Islam menurut Kyai Sepuh NU ini, jauh lebih tinggi maqamnya ketimbang semua isme-isme tersebut. Gagasan ini pun banyak mempengaruhi generasi NU selanjutnya, diantaranya adalah Abdurrahman Wahid (2005).

Gus Dur mengatakan bahwa menjadikan Islam sebagai ideologi lembaga, sama halnya mempersempit makna Islam itu sendiri, karena secara tidak sadar kita telah mengiringnya dalam batasan-batasan ideologis yang sifatnya politis. Sehingga yang mencuat kepermukaan bukanlah Islam sebagai agama, melainkan politisasi agama atas nama Islam.

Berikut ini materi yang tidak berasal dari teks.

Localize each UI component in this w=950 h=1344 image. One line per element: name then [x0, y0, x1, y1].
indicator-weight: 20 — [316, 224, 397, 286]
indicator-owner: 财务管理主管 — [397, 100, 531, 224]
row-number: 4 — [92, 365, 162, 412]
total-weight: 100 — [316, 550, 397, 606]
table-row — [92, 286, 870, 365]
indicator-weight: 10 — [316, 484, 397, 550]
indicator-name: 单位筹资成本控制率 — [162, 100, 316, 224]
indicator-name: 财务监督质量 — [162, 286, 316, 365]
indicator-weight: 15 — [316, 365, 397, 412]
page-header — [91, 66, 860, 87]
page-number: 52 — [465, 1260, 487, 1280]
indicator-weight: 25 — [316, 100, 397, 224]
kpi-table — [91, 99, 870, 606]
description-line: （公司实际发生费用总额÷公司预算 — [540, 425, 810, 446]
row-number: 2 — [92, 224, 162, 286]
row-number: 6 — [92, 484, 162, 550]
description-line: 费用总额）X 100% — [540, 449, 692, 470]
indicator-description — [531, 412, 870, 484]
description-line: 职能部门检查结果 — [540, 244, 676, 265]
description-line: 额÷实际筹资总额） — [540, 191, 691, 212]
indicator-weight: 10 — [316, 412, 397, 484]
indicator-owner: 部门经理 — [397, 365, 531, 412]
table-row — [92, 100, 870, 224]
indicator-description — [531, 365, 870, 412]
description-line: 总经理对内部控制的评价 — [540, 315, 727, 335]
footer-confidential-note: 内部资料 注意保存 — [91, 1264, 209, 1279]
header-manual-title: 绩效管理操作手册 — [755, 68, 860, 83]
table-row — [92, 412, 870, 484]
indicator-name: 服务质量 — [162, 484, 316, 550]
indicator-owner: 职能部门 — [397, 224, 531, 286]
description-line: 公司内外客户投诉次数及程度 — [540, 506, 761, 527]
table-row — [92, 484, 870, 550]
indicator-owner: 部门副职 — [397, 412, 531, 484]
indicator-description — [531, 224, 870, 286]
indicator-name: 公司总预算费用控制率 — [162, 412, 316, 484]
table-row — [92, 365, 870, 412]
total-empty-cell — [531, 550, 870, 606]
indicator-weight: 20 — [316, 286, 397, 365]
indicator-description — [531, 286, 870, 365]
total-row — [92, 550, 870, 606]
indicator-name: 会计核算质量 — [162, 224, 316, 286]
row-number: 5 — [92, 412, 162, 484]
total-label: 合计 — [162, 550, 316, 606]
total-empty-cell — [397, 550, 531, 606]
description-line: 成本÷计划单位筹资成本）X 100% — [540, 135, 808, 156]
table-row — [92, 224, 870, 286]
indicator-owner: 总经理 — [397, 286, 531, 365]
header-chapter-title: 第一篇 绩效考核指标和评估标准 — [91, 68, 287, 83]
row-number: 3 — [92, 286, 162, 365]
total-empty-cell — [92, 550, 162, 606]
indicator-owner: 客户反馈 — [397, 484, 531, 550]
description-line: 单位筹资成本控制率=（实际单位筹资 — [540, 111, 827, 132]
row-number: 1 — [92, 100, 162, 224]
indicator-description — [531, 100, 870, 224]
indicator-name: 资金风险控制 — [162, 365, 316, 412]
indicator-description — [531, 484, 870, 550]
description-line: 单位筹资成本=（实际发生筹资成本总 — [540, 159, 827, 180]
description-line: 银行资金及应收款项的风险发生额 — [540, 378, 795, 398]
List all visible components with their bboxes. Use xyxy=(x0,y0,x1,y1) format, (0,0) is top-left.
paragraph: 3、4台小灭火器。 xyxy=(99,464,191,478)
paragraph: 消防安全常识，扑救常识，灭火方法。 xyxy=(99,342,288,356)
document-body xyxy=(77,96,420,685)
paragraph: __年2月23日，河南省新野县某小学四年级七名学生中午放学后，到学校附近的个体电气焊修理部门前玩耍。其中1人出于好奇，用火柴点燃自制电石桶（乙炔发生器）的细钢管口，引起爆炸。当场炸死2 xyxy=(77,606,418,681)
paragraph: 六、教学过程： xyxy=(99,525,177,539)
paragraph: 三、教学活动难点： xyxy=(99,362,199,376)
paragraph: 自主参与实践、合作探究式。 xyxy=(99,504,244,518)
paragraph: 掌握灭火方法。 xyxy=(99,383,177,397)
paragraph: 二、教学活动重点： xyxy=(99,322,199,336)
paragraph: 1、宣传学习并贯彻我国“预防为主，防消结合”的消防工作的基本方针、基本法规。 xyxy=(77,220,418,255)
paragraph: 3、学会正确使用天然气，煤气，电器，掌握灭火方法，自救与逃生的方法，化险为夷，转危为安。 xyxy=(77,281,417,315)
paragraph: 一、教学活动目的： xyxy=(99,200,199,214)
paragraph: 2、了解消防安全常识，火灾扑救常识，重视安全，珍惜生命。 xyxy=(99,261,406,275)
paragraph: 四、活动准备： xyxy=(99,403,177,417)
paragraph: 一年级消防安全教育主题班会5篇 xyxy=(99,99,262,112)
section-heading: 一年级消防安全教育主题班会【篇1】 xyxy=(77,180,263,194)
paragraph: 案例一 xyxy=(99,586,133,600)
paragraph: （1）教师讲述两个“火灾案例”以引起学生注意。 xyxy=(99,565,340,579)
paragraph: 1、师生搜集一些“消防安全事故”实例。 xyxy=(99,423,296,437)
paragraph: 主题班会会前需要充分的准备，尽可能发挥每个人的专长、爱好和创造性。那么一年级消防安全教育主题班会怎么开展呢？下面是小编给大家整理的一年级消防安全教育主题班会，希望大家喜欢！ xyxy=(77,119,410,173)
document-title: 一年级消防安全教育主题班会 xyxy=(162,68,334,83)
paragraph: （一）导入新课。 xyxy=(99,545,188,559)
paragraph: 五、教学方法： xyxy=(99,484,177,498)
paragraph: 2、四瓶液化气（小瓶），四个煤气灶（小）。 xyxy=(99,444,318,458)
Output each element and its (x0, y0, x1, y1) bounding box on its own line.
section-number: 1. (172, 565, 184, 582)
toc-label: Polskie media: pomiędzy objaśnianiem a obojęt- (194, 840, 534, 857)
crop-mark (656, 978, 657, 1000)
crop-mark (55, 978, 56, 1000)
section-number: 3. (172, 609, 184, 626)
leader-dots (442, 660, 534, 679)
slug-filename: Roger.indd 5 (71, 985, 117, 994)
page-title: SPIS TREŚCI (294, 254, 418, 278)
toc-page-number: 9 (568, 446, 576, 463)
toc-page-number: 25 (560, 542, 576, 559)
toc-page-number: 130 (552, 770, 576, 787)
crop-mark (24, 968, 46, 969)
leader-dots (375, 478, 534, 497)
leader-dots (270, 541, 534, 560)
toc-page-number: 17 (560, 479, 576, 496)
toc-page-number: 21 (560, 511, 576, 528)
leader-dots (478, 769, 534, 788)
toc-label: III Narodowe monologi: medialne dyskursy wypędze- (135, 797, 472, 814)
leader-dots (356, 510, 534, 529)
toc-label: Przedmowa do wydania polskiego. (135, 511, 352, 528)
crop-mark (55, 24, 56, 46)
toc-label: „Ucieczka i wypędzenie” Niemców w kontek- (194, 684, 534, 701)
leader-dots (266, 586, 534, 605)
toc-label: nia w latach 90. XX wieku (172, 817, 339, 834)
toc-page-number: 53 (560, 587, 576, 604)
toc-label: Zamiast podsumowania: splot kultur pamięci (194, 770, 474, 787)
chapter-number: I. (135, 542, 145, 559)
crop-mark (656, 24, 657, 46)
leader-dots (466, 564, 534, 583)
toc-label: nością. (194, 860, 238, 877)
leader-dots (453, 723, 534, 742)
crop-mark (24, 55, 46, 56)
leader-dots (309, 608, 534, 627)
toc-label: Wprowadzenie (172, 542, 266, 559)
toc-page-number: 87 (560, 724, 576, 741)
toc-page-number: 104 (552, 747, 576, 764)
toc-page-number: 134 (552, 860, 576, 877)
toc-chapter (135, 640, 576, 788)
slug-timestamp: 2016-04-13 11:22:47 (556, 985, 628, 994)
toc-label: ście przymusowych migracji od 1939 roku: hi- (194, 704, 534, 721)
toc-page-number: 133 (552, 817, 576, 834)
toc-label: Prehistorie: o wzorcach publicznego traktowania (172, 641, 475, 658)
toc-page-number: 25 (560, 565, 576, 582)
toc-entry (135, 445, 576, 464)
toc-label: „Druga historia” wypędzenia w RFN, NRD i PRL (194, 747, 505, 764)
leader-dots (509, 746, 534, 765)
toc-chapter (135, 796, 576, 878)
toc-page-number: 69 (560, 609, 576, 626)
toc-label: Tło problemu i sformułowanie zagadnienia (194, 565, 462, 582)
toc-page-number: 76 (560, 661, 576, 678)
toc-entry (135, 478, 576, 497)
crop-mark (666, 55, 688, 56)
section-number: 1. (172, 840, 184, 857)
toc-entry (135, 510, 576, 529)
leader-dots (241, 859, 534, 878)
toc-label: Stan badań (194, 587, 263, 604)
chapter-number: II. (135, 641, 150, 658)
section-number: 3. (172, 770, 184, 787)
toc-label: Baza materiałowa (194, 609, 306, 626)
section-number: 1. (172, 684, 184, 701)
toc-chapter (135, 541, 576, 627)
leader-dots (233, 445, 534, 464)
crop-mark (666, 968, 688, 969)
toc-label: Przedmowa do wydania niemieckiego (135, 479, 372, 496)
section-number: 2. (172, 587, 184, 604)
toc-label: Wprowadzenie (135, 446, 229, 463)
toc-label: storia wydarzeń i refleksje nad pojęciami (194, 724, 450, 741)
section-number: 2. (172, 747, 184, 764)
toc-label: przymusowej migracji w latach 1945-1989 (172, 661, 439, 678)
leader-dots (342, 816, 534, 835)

Diterimanya Pancasila sebagai ideologi negara, disamping karena Pancasila secara subtansial tidak bertentangan dengan ajaran Islam, juga keutuhan NKRI hanya bisa berdiri kokoh dengan ideologi tersebut. Dalam konteks inilah, Pancasila sebenarnya bukan pilar kebangsaan, melainkan pondasi bangsa.

Olehnya itu, tidak seharusnya Pancasila dijadikan sebagai pilar, sebab ia adalah pondasi yang menjadi penopan keutuhan NKRI. Meminjam istilah Kyai A. Hasyim Muzadi, jika Pancasila yang selama ini menjadi pondasi, kemudian diangkat menjadi salah satu bagian dari 4 pilar kebangsaan, berarti bangsa ini sudah tidak punya pondasi lagi.